Caveman: Cut Your LLM Token Costs by 65–87% Without Losing Accuracy

Token costs are invisible until they aren't. You open the billing dashboard, see the number, and realize that half of what you paid for was Claude saying "Certainly! I'd be happy to help you with that."

Caveman is a Claude Code skill that fixes this at the output level. The pitch is simple: compress everything the model writes back to you into terse, accurate fragments — no preamble, no summaries, no verbal padding. The name is the documentation.

Why Output Tokens Are the Hidden Cost Center

Most developers obsess over prompt engineering — trimming system prompts, compressing context windows, batching requests. That's all correct. But output tokens are quietly expensive too, and most of the waste is purely stylistic.

A standard Claude response to "how do I fix this PostgreSQL query?" might run 2,347 tokens. It'll open with a pleasantry, walk you through the reasoning in full prose, provide a code block, then close with a summary of what it just told you.

The code block itself? Maybe 380 tokens.

That 6:1 ratio is the problem Caveman solves. The benchmarks from the project's eval suite are worth seeing in full:

| Task | Normal | Caveman | Saved | |------|--------|---------|-------| | React re-render explanation | 1,180 tokens | 159 tokens | 87% | | Auth middleware fix | 704 tokens | 121 tokens | 83% | | PostgreSQL setup | 2,347 tokens | 380 tokens | 84% | | Average | 1,214 tokens | 294 tokens | 65–75% |

These aren't cherry-picked. The repo includes formal evals with controls comparing caveman output against standard verbose baselines — not against artificially inflated ones.

Context Management: The Bigger Win

Token savings on individual responses are nice. The compounding effect on context is where it actually matters.

Every AI coding session has a budget — the context window. In a long session, the model's own previous responses eat a significant chunk of that budget. Verbose output early in a session means you hit compression or truncation faster, which means the model loses track of earlier decisions, earlier code, earlier context.

Caveman's caveman-compress command attacks this directly. It rewrites your memory files — the markdown files that carry context between sessions — to reduce their input token footprint by approximately 46%. Less input, more room for the actual work.

The mechanics:

Removes filler words and transitional prose
Converts flowing paragraphs to fragments and lists
Strips redundant context that can be inferred
Preserves technical accuracy (this is the hard part — the evals verify it)

For anyone running a multi-session project with accumulated CLAUDE.md files, session notes, and memory entries, this isn't a marginal improvement. It's the difference between a context window that works for two hours and one that works for five.

What It Actually Produces

Three modes, each with a different compression ceiling:

Lite — strips filler, keeps grammar intact. Good if you're sharing outputs with non-technical stakeholders who'd find fragments confusing.

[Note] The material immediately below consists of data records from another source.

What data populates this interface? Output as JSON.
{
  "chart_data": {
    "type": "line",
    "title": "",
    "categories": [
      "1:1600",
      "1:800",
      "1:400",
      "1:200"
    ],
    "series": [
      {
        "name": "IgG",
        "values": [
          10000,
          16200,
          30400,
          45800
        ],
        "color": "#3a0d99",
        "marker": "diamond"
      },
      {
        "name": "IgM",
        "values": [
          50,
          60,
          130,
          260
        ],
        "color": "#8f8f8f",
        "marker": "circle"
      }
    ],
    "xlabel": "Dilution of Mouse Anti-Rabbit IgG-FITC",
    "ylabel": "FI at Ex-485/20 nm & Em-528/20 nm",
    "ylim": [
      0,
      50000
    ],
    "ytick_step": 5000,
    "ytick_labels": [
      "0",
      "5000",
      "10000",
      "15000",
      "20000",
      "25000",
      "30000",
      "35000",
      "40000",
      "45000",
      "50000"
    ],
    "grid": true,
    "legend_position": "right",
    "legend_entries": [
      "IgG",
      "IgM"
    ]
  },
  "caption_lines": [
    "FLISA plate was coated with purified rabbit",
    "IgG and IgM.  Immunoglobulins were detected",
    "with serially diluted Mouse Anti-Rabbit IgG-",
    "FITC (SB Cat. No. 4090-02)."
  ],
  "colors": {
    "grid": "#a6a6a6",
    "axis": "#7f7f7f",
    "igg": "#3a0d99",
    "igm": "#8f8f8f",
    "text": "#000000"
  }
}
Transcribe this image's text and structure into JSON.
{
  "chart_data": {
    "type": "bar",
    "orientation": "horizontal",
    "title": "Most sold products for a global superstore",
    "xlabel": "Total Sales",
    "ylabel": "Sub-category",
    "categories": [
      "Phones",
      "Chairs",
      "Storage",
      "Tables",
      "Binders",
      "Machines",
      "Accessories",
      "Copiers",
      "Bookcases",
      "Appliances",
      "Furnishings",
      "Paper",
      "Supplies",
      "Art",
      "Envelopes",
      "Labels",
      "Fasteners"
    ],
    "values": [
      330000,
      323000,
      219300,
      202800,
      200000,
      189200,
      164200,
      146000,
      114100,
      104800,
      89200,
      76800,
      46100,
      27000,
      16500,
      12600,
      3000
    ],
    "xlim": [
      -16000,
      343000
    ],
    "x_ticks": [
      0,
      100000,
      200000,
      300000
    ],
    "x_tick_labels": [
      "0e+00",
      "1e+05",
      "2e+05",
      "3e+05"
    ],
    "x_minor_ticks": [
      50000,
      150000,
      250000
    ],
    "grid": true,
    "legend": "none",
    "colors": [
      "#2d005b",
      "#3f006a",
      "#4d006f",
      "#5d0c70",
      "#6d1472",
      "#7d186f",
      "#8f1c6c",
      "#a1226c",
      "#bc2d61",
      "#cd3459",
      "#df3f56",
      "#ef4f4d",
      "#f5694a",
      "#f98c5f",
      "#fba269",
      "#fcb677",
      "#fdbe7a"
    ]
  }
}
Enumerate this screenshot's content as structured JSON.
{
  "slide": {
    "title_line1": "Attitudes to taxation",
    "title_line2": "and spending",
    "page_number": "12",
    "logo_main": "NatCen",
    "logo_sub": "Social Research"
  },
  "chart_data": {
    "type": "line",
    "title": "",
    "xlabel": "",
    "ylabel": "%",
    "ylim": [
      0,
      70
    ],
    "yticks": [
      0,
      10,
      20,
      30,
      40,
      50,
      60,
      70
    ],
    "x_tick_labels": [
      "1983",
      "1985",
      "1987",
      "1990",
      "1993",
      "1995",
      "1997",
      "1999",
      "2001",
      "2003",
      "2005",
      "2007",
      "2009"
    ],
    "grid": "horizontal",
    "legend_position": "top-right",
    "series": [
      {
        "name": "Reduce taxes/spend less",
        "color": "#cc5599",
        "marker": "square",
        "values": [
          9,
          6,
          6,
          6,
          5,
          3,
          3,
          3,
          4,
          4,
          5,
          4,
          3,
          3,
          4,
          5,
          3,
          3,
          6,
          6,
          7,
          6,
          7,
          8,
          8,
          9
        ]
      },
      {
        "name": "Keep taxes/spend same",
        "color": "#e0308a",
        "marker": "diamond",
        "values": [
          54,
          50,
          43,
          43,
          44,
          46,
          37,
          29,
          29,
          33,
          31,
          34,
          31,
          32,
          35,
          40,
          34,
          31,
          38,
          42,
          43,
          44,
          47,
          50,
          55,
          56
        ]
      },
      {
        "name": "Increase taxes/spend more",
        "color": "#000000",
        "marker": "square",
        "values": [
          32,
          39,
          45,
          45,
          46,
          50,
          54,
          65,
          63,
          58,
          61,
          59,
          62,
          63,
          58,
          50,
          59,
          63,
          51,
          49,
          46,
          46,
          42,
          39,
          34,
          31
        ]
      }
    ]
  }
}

Full (default) — uses fragments, drops articles and connectives. This is the sweet spot for solo developer work. Reads like a senior engineer's Slack messages.

Ultra — telegraphic. Maximum compression. Use this for anything you're logging, storing, or passing between agents where human readability isn't the priority.

The specialized commands are where it gets practical:

caveman-commit — generates conventional commit messages capped at 50 characters. No more three-paragraph commit messages that say nothing.
caveman-review — one-line PR comments. No preamble, no "Great work on this PR!"
caveman-compress — rewrites memory/context files to cut input tokens by ~46%

Installation

Claude Code:

claude plugin marketplace add JuliusBrussee/caveman
claude plugin install caveman@caveman

Gemini CLI:

gemini extensions install https://github.com/JuliusBrussee/caveman

Other agents:

npx skills add JuliusBrussee/caveman -a [agent-name]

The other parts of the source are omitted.